Дневник 1931-1934 гг. Рассказы (Нин) - страница 329

Но едва я подошла к самой кромке воды, праздник сразу кончился. Его как обрубили. Я увидела трех мужчин, длиннющими ножницами выстригавших водоросли. Я вскрикнула, но они равнодушно продолжали свое дело. Одного из них мой испуг рассмешил: «Это же не ваши цветы, — сказал он. — Нам приказал Департамент благоустройства. Туда и жалуйтесь». И быстро-быстро они покончили со всеми зарослями, отправив вялые ошметки вниз по течению.

Так моя баржа отчалила от острова Радости.

А в почтовом ящике я обнаружила распоряжение речной полиции о перемене места. Английского короля ждали с визитом в Париж и рассудили, что ему не понравится зрелище плавучих домов, белья, развешанного на палубах, ржавых труб и баков с водой, щербатых, с выбитыми ступеньками судовых лесенок и прочих цветочков, выросших из нищеты и лени. Нам всем предписывалось отправиться гораздо выше по Сене, но никто не мог разобрать, куда именно, — таким суконным канцелярским языком все это было изложено.

Один из моих соседей, одноглазый велогонщик, пришел поговорить о предстоящем выселении и припомнил, что вроде бы нет закона, дающего право посудинам наподобие наших торчать в самом центре Парижа, накапливая на своих днищах и бортах заросли мха. Толстяк художник, обитавший у противоположного берега, всегда потный, всегда в рубашке нараспашку, предложил, чтобы мы вообще не двигались с места в знак нашего протеста. А что может случиться? Самое худшее, раз уж нет законов, прямо запрещающих нашу стоянку, полиции придется пригнать буксир, построить нас в ряд и как арестантов отконвоировать вверх по реке. Хуже не будет. Вот эта возможность и перепугала кривого велосипедиста, потому что, как объяснил он, его плавучий дом недостаточно прочен, чтобы выдержать напряжение, оказавшись в строю с более тяжелыми и крепкими баржами. Ему вали об одном плавучем домике, который развалился во время такого путешествия. И он вовсе не думает, что и мой кораблик может не выдержать подобного испытания.
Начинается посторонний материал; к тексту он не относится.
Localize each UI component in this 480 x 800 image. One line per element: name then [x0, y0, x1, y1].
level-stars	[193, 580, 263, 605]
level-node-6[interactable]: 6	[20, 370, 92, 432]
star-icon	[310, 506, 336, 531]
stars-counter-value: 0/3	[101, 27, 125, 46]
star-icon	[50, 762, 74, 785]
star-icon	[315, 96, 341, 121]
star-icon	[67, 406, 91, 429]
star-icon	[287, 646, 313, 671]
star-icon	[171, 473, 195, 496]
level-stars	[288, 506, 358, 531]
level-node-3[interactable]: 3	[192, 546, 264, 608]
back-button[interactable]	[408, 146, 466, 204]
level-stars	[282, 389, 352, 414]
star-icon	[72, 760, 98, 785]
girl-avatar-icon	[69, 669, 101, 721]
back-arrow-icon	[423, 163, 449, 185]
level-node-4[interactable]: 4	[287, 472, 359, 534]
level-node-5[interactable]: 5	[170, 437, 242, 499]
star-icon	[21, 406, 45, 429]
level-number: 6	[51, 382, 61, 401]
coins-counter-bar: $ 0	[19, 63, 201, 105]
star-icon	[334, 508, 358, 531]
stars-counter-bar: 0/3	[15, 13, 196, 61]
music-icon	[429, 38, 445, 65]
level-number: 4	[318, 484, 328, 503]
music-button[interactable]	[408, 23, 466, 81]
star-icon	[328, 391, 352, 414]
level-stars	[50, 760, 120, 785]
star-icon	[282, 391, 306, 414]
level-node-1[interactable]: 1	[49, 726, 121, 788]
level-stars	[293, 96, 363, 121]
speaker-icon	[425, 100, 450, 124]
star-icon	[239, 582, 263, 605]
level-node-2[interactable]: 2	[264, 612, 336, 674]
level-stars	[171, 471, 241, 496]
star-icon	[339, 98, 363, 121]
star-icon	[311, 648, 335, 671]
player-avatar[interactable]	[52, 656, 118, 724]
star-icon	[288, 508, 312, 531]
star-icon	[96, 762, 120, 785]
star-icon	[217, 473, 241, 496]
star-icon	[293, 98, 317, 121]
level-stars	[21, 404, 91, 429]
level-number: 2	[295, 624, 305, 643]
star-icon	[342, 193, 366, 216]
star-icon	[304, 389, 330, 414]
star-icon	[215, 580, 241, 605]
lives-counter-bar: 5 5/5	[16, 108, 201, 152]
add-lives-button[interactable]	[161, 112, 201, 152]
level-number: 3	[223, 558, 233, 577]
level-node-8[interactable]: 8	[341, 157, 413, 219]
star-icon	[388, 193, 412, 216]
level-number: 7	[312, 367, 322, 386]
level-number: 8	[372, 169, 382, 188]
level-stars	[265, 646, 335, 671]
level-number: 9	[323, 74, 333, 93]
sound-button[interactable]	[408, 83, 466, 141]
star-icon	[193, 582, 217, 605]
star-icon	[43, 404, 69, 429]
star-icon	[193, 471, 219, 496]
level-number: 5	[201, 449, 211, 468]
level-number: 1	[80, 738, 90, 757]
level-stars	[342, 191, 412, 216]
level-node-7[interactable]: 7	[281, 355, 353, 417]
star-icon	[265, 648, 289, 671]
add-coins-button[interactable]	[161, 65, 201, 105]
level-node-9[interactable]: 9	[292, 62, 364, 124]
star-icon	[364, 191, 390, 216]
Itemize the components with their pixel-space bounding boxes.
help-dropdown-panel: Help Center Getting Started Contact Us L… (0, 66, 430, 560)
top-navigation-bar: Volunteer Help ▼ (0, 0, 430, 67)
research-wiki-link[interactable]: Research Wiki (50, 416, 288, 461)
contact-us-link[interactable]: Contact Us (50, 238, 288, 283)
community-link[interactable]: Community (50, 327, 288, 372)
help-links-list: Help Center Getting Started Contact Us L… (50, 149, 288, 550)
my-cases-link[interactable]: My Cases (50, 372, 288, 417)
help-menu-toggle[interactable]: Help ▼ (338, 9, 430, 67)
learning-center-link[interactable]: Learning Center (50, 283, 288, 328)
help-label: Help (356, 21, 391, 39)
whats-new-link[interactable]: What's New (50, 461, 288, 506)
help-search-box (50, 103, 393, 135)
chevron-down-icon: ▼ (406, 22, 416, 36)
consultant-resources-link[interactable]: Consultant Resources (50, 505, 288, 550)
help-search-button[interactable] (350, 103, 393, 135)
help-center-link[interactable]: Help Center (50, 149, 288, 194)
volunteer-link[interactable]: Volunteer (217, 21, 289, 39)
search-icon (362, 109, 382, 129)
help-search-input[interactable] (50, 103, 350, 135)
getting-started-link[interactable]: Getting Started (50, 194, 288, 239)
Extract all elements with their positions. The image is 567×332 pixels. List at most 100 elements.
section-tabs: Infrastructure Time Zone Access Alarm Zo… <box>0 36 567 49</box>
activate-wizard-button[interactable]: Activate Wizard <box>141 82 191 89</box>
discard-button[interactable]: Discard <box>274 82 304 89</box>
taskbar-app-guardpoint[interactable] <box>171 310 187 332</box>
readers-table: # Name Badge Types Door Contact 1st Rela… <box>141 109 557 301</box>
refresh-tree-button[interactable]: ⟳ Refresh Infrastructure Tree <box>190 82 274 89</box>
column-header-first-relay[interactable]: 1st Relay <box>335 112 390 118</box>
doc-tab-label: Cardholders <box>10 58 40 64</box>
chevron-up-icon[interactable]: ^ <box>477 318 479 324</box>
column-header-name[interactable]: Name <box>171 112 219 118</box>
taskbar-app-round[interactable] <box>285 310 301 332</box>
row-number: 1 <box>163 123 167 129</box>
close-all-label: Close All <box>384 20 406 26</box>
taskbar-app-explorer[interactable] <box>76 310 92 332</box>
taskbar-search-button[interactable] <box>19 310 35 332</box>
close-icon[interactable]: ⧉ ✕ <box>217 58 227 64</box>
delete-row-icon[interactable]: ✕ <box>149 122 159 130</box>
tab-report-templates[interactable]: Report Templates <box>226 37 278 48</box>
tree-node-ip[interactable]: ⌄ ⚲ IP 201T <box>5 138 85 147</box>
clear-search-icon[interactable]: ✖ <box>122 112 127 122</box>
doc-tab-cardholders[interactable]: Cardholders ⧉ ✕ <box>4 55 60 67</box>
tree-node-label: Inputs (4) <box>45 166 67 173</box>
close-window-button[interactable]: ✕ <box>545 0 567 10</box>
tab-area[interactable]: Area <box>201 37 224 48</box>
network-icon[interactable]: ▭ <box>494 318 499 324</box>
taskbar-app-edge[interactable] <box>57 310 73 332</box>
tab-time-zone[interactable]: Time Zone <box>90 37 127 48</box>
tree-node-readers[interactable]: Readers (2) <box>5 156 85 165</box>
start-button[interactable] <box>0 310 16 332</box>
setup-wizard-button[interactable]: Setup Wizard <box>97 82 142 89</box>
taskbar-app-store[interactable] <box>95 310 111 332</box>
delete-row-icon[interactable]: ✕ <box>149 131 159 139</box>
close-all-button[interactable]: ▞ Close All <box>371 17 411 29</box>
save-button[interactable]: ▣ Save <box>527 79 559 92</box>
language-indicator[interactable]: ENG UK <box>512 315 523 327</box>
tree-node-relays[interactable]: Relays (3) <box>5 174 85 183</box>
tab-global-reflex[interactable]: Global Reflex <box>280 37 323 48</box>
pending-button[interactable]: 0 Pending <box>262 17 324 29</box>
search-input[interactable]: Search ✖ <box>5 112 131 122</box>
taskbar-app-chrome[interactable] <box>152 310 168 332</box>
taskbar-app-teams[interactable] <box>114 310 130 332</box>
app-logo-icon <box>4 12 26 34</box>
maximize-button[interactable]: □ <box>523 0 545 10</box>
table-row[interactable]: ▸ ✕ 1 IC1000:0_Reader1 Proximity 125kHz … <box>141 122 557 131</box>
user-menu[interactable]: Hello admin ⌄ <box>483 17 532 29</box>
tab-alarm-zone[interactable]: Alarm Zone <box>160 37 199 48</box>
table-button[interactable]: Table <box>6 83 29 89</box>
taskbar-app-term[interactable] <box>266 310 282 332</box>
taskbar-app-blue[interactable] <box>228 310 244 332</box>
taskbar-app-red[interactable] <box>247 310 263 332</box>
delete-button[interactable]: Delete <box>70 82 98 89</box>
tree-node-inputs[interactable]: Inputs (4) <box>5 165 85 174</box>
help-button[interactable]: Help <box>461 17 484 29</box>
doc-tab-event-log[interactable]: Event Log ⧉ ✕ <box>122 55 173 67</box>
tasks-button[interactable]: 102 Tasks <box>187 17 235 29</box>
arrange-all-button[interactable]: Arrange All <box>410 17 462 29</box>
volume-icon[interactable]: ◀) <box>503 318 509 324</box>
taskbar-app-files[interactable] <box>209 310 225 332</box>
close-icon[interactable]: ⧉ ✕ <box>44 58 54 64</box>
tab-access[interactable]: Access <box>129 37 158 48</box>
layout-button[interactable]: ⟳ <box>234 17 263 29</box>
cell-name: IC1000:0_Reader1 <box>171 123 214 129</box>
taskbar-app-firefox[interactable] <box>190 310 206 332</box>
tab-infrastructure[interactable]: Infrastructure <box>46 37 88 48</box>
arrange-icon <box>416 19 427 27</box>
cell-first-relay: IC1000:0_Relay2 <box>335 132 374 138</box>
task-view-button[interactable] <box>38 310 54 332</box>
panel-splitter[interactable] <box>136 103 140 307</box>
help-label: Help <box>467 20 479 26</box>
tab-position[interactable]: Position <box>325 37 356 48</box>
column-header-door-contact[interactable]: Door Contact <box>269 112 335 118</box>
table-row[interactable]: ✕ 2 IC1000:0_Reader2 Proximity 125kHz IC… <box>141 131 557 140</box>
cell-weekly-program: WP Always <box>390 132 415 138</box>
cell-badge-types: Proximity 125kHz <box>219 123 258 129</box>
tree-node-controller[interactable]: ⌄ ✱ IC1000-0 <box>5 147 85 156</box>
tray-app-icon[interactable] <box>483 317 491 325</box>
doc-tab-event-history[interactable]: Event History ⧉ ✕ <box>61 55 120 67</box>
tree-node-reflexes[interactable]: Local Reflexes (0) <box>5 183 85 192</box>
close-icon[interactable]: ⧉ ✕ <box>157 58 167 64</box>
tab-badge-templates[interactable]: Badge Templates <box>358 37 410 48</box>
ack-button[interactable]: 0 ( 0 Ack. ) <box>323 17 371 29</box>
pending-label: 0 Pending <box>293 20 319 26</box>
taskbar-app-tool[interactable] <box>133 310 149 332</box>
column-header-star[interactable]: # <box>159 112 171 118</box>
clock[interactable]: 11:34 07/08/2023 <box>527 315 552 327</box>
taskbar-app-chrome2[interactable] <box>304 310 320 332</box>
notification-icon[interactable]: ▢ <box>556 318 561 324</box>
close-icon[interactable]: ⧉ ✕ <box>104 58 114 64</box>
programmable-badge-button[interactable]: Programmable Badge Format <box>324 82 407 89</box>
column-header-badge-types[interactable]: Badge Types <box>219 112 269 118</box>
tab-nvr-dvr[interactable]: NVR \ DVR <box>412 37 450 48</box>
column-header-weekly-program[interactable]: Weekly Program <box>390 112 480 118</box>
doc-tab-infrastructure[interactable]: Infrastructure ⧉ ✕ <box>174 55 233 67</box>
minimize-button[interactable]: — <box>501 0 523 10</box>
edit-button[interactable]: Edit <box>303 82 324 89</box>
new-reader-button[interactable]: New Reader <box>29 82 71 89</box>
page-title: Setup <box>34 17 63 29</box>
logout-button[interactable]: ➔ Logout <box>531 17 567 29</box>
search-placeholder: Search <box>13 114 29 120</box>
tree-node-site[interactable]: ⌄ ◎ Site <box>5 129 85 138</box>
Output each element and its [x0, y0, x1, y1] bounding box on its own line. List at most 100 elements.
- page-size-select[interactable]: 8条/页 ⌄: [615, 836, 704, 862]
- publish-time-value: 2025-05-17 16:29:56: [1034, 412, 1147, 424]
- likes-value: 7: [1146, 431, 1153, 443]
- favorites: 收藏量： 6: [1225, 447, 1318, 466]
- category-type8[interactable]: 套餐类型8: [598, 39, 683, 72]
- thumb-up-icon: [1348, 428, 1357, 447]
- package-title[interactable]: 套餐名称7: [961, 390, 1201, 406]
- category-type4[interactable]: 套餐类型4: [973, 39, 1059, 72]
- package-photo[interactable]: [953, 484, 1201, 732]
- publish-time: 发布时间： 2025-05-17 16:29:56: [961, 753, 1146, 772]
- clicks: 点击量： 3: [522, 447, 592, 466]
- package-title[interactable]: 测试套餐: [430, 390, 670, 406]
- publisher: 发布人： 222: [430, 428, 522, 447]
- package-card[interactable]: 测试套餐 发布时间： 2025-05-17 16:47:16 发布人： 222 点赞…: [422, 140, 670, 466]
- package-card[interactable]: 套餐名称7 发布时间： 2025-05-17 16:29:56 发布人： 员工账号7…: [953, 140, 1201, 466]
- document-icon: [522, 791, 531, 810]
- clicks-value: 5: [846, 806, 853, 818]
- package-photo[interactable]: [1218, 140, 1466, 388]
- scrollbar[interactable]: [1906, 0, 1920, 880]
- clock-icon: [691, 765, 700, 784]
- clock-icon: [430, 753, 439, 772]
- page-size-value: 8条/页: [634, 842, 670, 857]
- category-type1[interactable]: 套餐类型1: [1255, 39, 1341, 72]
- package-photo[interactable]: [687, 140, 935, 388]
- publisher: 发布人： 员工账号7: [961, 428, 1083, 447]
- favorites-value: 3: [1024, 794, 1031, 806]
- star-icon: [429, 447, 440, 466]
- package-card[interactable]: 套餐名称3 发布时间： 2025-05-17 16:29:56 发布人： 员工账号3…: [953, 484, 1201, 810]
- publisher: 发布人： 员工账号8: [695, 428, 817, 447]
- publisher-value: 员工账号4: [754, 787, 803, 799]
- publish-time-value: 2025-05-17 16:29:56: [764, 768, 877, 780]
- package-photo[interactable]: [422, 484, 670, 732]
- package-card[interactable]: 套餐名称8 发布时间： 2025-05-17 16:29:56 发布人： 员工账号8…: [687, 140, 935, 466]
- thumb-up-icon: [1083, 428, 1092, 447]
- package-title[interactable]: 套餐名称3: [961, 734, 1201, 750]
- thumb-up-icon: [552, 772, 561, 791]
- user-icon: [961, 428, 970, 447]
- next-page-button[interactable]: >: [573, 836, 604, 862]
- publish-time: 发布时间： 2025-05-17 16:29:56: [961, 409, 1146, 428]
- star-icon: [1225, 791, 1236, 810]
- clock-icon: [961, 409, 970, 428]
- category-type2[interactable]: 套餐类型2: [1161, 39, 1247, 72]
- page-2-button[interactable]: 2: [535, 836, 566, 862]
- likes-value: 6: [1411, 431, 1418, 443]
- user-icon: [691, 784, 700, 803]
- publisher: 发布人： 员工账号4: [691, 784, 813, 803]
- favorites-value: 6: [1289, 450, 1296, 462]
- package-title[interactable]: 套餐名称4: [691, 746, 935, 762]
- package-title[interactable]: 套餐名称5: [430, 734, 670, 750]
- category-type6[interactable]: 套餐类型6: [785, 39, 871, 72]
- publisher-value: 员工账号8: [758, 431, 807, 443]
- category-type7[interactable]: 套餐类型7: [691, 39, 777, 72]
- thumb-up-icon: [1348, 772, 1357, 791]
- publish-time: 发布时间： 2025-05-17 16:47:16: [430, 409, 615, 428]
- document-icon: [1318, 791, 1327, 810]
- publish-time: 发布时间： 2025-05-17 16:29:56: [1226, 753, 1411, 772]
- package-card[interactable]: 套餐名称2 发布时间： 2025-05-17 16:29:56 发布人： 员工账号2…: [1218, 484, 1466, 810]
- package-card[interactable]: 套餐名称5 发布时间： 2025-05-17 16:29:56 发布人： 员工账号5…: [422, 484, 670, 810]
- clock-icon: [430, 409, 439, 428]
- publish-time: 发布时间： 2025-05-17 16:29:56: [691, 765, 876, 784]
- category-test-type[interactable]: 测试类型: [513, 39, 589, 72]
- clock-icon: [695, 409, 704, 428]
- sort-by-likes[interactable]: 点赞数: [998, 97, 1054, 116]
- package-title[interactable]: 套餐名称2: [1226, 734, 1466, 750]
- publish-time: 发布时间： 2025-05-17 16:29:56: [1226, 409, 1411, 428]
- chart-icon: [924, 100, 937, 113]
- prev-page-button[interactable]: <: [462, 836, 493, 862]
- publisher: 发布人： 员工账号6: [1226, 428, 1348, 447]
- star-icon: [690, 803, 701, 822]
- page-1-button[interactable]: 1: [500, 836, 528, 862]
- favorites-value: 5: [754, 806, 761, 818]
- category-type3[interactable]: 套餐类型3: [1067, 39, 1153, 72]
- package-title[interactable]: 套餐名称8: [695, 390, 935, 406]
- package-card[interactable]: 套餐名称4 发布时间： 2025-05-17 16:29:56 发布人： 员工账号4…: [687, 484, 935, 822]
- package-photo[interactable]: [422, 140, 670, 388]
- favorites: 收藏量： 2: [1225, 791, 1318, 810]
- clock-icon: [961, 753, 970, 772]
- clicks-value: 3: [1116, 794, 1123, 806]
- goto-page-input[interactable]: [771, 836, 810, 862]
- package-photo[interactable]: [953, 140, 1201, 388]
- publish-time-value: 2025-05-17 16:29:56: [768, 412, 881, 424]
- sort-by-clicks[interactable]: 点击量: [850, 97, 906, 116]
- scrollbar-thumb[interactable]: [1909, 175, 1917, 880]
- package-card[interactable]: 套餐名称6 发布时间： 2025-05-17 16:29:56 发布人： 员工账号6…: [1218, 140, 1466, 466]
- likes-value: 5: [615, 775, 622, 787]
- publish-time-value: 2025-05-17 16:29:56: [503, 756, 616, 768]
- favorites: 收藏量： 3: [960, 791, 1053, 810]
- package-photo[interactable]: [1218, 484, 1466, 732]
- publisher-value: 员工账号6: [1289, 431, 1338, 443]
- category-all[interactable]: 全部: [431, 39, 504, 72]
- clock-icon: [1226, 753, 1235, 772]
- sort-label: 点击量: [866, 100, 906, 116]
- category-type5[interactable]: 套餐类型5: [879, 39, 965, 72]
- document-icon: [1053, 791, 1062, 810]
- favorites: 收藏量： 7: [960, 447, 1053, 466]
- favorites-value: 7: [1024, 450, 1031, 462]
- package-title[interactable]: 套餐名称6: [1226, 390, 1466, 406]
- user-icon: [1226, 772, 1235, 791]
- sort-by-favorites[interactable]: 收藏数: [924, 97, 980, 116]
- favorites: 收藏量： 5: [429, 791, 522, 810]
А на следующий день одноглазый был оттащен от нас своим приятелем, который привел туристический пароходик; он исчез на рассвете, по-воровски, гонимый страхом перед коллективными действиями. А потом двинулся и художник — тяжело, медленно, потому что его баржа была куда тяжелее. У него там были и рояль, и гигантские холсты, весившие куда больше, чем мешки с углем. Его побег оставил зияющий прогал в нашей шеренге, словно во рту выпало несколько передних зубов. Тотчас же это место было занято обрадованными рыбаками. Они явно жаждали нас выпроводить, и думаю, их молитвы оказались куда доходчивее наших, потому что в письмах из полиции очень скоро стали звучать все более настойчивые нотки.